A partir de
Ojos azules, de Arturo Pérez- Reverte
“La última matanza” de aztecas, provocada por el capitán Alvarado a traición durante una fiesta. “Cortés fue a echarle la bronca”, pero era tarde, aunque Alvarado le había explicado que “al que madruga Dios lo ayuda, y más vale adelantarse que llegar tarde”. Pero fue su última matanza.
“Llovía sobre Tenochtitlán” y estaban rodeados de “mexicanos sedientos de venganza”. Cargaron el oro que correspondía al rey y Cortés autorizó que cada uno tomara lo que pudiera antes de la huida. Los más jóvenes así lo hicieron. Los veteranos, “procuraban ir sueltos de cuerpo, sin mucho peso”.

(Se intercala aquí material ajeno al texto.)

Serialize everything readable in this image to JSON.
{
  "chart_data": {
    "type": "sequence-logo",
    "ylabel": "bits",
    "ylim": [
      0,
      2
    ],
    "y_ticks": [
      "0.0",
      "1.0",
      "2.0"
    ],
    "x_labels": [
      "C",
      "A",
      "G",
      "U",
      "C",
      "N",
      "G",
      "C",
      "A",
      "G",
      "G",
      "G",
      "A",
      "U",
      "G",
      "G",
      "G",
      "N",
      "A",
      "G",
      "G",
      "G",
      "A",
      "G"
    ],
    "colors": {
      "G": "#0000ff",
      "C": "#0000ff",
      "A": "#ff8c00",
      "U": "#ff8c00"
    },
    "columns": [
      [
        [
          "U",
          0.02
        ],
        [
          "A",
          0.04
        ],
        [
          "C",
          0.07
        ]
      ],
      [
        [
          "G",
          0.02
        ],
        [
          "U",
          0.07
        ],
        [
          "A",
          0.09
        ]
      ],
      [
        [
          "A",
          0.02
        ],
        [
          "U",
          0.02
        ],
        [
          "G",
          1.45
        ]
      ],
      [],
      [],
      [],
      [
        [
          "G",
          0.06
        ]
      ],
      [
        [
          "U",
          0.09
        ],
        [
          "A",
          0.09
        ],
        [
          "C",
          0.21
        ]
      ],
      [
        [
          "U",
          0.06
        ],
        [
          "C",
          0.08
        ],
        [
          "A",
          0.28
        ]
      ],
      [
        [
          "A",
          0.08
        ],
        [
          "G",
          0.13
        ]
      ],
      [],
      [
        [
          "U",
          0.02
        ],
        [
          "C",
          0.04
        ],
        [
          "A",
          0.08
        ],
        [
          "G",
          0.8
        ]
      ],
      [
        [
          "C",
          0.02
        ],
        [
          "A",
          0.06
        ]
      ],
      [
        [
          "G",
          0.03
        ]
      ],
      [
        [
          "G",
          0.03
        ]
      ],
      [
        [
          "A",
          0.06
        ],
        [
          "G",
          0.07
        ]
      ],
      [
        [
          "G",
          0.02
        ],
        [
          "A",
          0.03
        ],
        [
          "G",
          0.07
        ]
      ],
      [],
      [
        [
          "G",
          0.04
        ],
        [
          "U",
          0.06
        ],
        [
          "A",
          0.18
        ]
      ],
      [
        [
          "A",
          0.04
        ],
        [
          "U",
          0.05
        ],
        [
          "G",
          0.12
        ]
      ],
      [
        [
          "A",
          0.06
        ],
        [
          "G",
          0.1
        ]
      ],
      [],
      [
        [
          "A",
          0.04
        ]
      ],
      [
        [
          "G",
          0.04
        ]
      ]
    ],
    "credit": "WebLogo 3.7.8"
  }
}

No así el soldado de ojos azules, porque “a su regreso ya no tendría que arar la tierra ingrata en la que había nacido, seca y maldita de Dios, tierra de caínes esquilmada por reyes, curas, señores, funcionarios, recaudadores de impuestos y alguaciles; por sanguijuelas que vivían del sudor ajeno”.
¿Cómo ellos ahora? A la codicia, unió la impunidad del conquistador. Antes de partir huyendo, “pensaba en ella”. Fue solo un momento. “Sólo es una india”, “una perra pagana”. Antes, cuando la embarazó, la había echado a patadas, “a ella y al bastardo pagano que llevaba en la tripa”.
Por eso al ser cazado por los aztecas por resistirse a dejar el oro que cargaba, se resistió también a abandonar su fugaz paso como conquistador. En la pirámide donde los destriparían, vio que ella lo miraba, y antes de morir, solo pensó “ojalá mi hijo tenga los ojos azules”.
Fugaz orgullo de su pequeño poder pasajero, que aunque irremediablemente pierde con su último suspiro, se niega a abandonar, aun a costa de su vida.